UNIversalis: Es gibt das Format der Freiburger Umweltgespräche, bei denen Sie zuletzt auch selbst einen Vortrag gehalten haben. Ist das eine Möglichkeit, gesamtgesellschaftlich in den Dialog über Nachhaltigkeit zu treten?
Pregernig: Es ist zumindest ein erster Versuch. Mit dem Jazzhaus als Veranstaltungsort gelingt es auch, diversere Gruppen anzusprechen. An der Universität, an der solche Formate bisher liefen, bleibt es halt doch recht „akademisch“. Gleichzeitig sieht man selbst im Jazzhaus eine gewisse Schieflage. Bei den Umweltgesprächen sind es schon auch immer wieder die „üblichen Verdächtigen“ im Publikum: Eher die Leute, die in zivilgesellschaftlichen Initiativen aktiv sind oder sich in der Verwaltung mit diesen Themen beschäftigen. Einen wirklichen Querschnitt der Bevölkerung stellt das nicht dar.
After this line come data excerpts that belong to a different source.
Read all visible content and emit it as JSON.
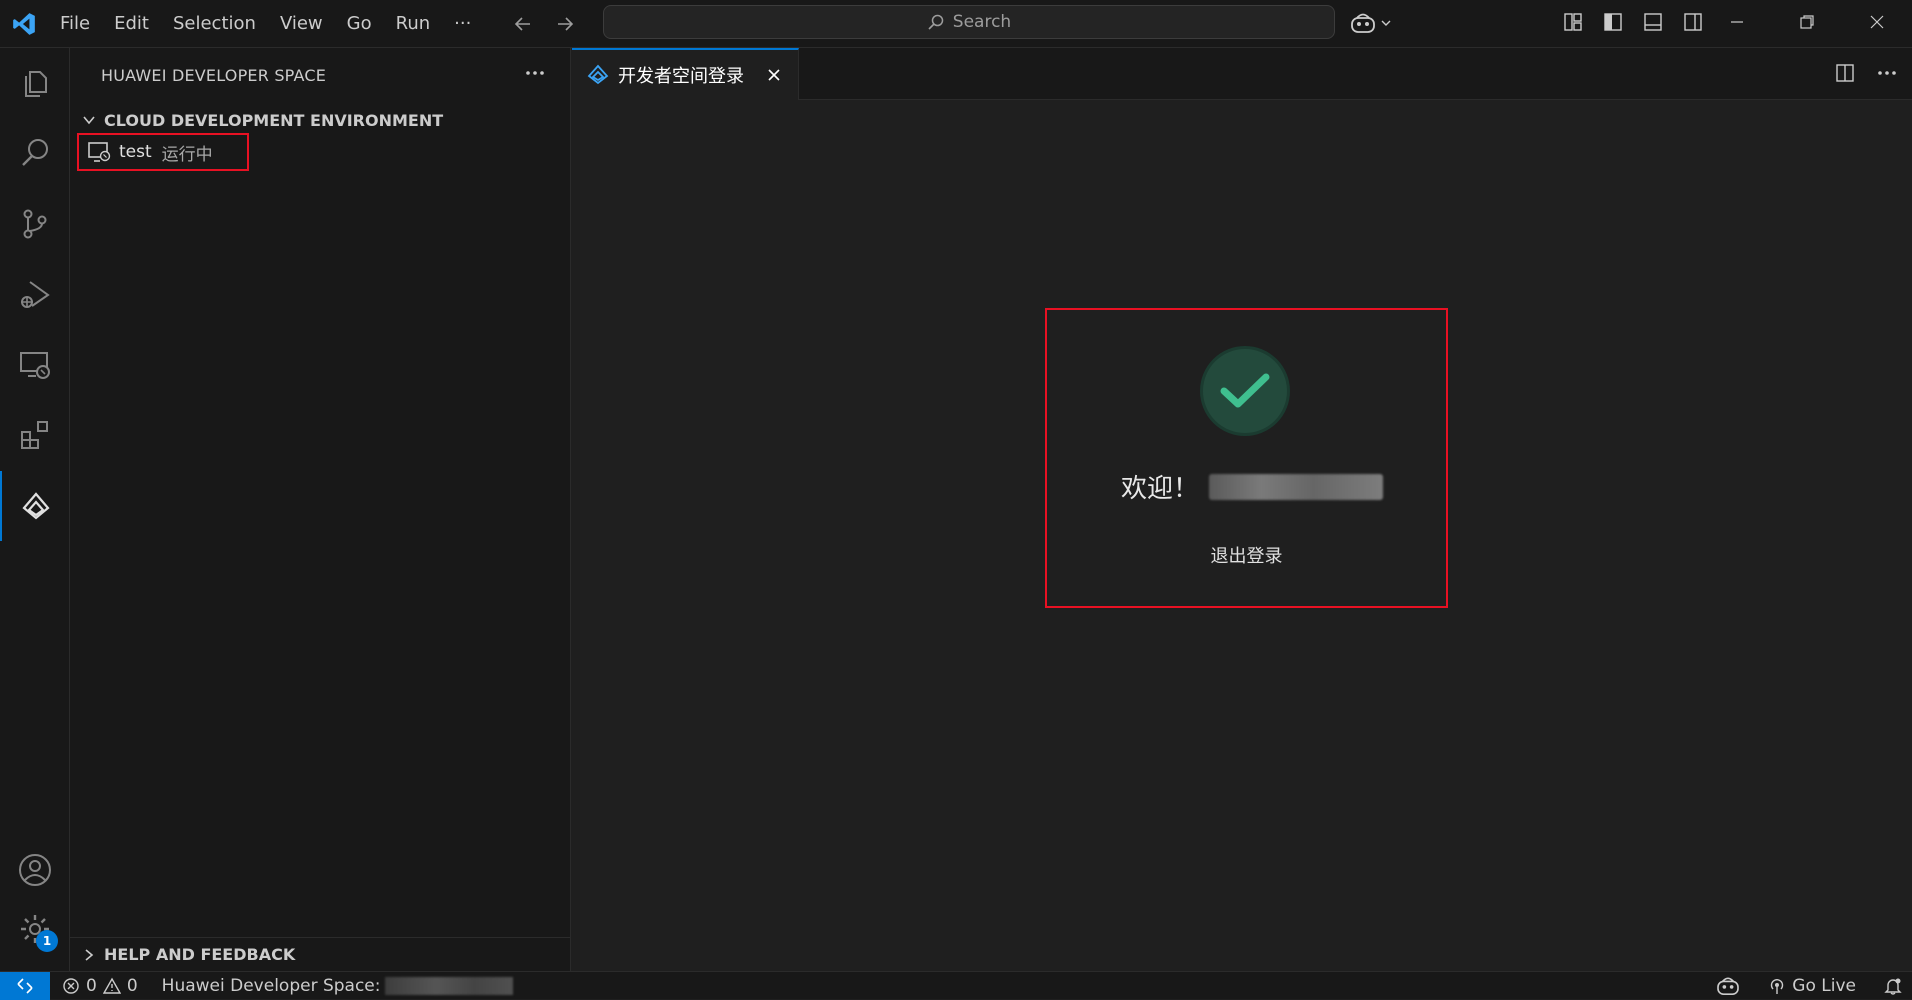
{
  "titlebar": {
    "menu": [
      "File",
      "Edit",
      "Selection",
      "View",
      "Go",
      "Run",
      "···"
    ],
    "search_label": "Search"
  },
  "sidebar": {
    "title": "HUAWEI DEVELOPER SPACE",
    "section_title": "CLOUD DEVELOPMENT ENVIRONMENT",
    "item": {
      "name": "test",
      "status": "运行中"
    },
    "help_title": "HELP AND FEEDBACK"
  },
  "activitybar": {
    "settings_badge": "1"
  },
  "editor": {
    "tab_title": "开发者空间登录",
    "welcome_text": "欢迎！",
    "logout_label": "退出登录"
  },
  "statusbar": {
    "errors": "0",
    "warnings": "0",
    "developer_space_label": "Huawei Developer Space:",
    "go_live": "Go Live"
  },
  "colors": {
    "accent": "#0078d4",
    "highlight_border": "#e81123",
    "success": "#3fbf8f"
  }
}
UNIversalis: Haben Sie Zuversicht, dass sich das ändern lässt?
Pregernig: Im Bereich Umweltbildung wird einiges getan. Da ist die Stadt Freiburg sehr aktiv, und es gibt auch einige Umweltbildungs-Träger mit niedrigschwelligen Angeboten. Trotzdem würde ich persönlich nicht zu viel Hoffnung in die Lösung unserer Umwelt- und Nachhaltigkeitsprobleme durch eine Mobilisierung der breiten Bürger:innenschaft legen. Das klingt jetzt erstmal komisch. Was ich aber meine ist: Auch wenn es die Handlungen Einzelner sind, die zu Umweltbelastungen führen, so kommt der gestaltende Rahmen doch von der Politik. Lassen Sie mich das am Beispiel der Mobilität zeigen. Ob und wie viel mit dem Auto gefahren wird oder mit alternativen Mobilitätsformen, das entscheiden wir als Individuen. Aber wie leicht oder wie schwer uns das eine oder das andere gemacht wird, das hängt von der Verkehrsinfrastruktur, vom Ausbau des öffentlichen Verkehrs und dessen Tarifgestaltung ab – und das sind alles politische Fragen. Die Verschiebung der Verantwortung auf das Individuum empfinde ich als perfide Strategie des Blame-Shifting. Daran muss sich etwas ändern. Umweltbildungsprogramme sind eine gute Sache, aber sie können nur flankierende Maßnahmen sein, damit politische Instrumente greifen. Sie dürfen der Politik nicht dazu dienen, die Verantwortung für Umweltschutz und Nachhaltigkeit allein auf die individuelle Ebene abzuschieben.
UNIversalis: Ein fulminantes Schlusswort. Vielen Dank für das Gespräch, Herr Pregernig.